Lera novamente as cartas enviadas por ele, como se o simples contato com elas tivesse o poder de trazê-lo para perto de si. Alisou o papel, sentindo-lhe a textura, pensando que, indiretamente, talvez o pudesse também acariciar. Aproximou a carta do nariz, talvez na esperança de sentir o perfume, como nas novelas de época, como se a vida moderna não tivesse aniquilado tal possibilidade, fazendo com que o perfume, se um dia se tivesse derramado naquele pedaço de papel, já não se tivesse evaporado e extinguido nas sucessivas viagens da missiva até lhe chegar às mãos. Voltou à carta, observando a letra irregular do remetente. Letra irregular, comportamento instável, pensou, enquanto lia o amontoado de baboseiras que ele insistia em escrever. Será que ele viria vê-la? Se na cidade as visitas tornavam-se cada vez mais raras, num afastamento gradativo, numa espécie de morte lenta, o que poderia esperar daquela estada, sem ao menos o alento da promessa, ainda que dificilmente cumprida?
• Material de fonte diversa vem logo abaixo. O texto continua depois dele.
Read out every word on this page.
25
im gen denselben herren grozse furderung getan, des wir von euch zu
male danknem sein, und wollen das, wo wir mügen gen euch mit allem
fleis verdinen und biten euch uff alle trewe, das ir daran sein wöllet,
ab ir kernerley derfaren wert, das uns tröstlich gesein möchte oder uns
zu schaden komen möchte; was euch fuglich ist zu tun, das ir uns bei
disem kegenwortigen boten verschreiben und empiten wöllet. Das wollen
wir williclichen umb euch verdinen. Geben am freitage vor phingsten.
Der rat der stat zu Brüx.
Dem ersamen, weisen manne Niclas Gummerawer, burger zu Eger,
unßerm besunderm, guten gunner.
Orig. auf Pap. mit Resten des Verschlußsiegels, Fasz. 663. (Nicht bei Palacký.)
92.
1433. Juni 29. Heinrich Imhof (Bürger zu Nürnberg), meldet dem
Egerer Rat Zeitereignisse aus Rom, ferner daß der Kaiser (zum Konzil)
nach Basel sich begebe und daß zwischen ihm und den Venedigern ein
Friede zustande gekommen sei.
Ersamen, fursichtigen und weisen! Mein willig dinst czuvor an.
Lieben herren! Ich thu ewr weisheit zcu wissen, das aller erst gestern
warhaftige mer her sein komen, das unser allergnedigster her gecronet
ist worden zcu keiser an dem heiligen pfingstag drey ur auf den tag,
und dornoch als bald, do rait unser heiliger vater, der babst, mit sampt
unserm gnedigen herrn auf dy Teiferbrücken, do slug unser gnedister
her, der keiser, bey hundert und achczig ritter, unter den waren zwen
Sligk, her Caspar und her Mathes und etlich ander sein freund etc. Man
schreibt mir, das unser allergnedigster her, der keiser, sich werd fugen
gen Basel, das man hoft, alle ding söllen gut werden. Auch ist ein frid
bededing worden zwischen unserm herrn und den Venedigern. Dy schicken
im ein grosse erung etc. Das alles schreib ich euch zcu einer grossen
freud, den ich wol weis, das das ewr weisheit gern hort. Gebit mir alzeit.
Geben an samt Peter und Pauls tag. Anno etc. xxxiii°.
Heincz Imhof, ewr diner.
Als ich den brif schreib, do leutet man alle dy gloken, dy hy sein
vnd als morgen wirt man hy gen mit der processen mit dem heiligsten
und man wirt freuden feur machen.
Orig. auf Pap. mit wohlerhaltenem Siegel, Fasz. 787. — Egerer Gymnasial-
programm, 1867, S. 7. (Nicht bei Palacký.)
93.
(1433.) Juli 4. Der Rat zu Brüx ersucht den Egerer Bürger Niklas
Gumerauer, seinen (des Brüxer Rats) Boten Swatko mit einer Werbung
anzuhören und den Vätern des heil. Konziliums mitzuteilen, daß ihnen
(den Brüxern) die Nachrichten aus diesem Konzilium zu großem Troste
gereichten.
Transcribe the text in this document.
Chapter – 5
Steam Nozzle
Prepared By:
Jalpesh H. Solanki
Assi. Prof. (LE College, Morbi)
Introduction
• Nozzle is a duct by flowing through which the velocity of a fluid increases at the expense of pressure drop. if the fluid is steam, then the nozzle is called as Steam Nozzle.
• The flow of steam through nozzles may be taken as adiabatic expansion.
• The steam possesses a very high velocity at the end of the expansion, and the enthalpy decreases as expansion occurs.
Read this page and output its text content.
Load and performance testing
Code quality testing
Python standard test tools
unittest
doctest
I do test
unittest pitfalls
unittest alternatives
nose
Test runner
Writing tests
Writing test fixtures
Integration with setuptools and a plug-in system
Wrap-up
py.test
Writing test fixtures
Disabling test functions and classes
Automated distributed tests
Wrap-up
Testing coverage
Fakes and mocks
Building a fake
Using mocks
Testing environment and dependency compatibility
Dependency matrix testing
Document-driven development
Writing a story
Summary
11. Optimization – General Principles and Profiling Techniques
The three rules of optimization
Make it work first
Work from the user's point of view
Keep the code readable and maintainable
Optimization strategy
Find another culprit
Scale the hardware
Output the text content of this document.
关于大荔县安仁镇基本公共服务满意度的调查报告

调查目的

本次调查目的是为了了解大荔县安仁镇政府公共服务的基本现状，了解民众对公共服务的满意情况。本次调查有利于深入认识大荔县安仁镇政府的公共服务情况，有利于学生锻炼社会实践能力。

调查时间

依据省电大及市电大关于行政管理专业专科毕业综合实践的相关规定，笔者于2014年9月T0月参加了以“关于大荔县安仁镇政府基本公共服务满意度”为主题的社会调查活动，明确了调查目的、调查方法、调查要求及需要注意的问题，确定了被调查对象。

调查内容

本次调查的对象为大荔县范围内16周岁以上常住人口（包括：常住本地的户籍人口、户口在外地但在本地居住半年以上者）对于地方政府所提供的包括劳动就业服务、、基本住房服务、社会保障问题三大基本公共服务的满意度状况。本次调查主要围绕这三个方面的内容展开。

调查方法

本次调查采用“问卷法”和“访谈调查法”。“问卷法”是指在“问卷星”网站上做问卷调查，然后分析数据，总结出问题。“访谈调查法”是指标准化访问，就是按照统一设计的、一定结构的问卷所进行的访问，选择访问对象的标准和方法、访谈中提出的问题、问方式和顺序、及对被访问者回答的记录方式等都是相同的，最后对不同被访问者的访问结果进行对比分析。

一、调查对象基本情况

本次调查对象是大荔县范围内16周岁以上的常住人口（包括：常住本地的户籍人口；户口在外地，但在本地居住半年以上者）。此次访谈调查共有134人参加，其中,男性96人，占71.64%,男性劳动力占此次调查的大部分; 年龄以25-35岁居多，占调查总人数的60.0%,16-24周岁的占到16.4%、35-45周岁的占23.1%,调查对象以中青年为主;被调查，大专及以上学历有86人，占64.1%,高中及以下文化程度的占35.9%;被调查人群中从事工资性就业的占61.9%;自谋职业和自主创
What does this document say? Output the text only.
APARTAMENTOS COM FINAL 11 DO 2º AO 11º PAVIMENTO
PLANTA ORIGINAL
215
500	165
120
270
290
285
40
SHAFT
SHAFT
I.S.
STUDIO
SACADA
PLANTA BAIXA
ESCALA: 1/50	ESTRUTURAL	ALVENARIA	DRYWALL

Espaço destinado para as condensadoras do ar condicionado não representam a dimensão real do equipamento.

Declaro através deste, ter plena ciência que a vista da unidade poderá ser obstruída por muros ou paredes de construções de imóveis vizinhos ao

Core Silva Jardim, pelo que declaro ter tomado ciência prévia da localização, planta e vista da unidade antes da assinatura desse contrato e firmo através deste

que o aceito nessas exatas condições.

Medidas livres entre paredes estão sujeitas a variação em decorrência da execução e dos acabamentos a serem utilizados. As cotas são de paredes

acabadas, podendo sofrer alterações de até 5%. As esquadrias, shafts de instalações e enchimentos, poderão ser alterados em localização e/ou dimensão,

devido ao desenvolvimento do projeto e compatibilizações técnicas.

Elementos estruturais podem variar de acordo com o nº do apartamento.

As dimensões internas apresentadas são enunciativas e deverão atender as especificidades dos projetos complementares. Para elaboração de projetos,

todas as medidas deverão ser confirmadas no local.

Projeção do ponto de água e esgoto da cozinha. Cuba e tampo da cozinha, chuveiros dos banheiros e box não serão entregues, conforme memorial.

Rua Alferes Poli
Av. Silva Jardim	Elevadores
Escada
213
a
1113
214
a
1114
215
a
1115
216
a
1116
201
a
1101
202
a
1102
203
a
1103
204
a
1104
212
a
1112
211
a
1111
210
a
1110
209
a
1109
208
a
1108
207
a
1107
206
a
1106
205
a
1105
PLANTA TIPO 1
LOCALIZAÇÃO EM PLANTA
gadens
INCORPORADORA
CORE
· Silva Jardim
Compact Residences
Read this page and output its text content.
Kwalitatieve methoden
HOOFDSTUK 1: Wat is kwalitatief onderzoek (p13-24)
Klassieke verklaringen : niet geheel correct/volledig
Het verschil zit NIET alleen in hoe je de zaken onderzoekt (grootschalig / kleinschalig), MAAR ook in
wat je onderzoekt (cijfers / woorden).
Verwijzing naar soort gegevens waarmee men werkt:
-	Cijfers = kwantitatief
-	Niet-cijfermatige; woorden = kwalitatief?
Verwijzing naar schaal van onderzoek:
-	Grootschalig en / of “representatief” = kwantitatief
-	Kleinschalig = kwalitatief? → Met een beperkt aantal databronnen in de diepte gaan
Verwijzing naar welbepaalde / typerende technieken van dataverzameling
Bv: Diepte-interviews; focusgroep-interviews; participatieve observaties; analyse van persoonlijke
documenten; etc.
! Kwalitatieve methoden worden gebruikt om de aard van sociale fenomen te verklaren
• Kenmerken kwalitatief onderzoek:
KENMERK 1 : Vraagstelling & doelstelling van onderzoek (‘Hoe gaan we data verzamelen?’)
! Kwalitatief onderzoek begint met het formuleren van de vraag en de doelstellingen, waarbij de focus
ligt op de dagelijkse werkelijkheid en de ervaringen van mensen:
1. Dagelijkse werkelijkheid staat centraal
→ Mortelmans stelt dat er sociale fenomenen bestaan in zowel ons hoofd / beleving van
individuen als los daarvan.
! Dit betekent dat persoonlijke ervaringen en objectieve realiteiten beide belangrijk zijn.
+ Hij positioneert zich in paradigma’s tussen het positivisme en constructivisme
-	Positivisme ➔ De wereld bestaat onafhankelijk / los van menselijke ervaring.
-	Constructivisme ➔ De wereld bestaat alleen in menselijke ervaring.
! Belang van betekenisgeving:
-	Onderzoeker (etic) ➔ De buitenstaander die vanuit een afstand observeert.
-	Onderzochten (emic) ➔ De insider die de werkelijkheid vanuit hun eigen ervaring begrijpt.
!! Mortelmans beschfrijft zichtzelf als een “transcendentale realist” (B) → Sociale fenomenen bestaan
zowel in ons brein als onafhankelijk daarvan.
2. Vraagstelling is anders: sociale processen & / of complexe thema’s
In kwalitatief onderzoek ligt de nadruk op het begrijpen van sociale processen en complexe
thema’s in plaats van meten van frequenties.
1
Subitamente, arrepiou-se. Aquilo urrava novamente no porão. Ainda que não tivesse passado de um grito abafado, como uma foto que esmaece com o passar do tempo, conservava o mesmo poder de sempre, de aterrorizá-la como se não houvesse saída. O desespero apossou-se novamente dela. Encolheu-se como a garotinha que anos antes jurara nunca mais pôr os pés naquela casa. Mas, nem que fosse para vendê-la posteriormente, ao menos uma visita fazia-se necessária. Como um avaliador que olha friamente, vislumbrando os vinténs de sua comissão por detrás dos jardins que habitam a tela, inspecionou os quadros, que talvez valessem mais do que a propriedade em si, imaginando o que faria quando se livrasse deles. Mas o preço a pagar era alto, ela sabia-o bem, pois os anos de insônia não lhe seriam ressarcidos jamais. Tapando os ouvidos, tentando com isso abafar não apenas os gritos, mas as lembranças, caminhou em direção à casa.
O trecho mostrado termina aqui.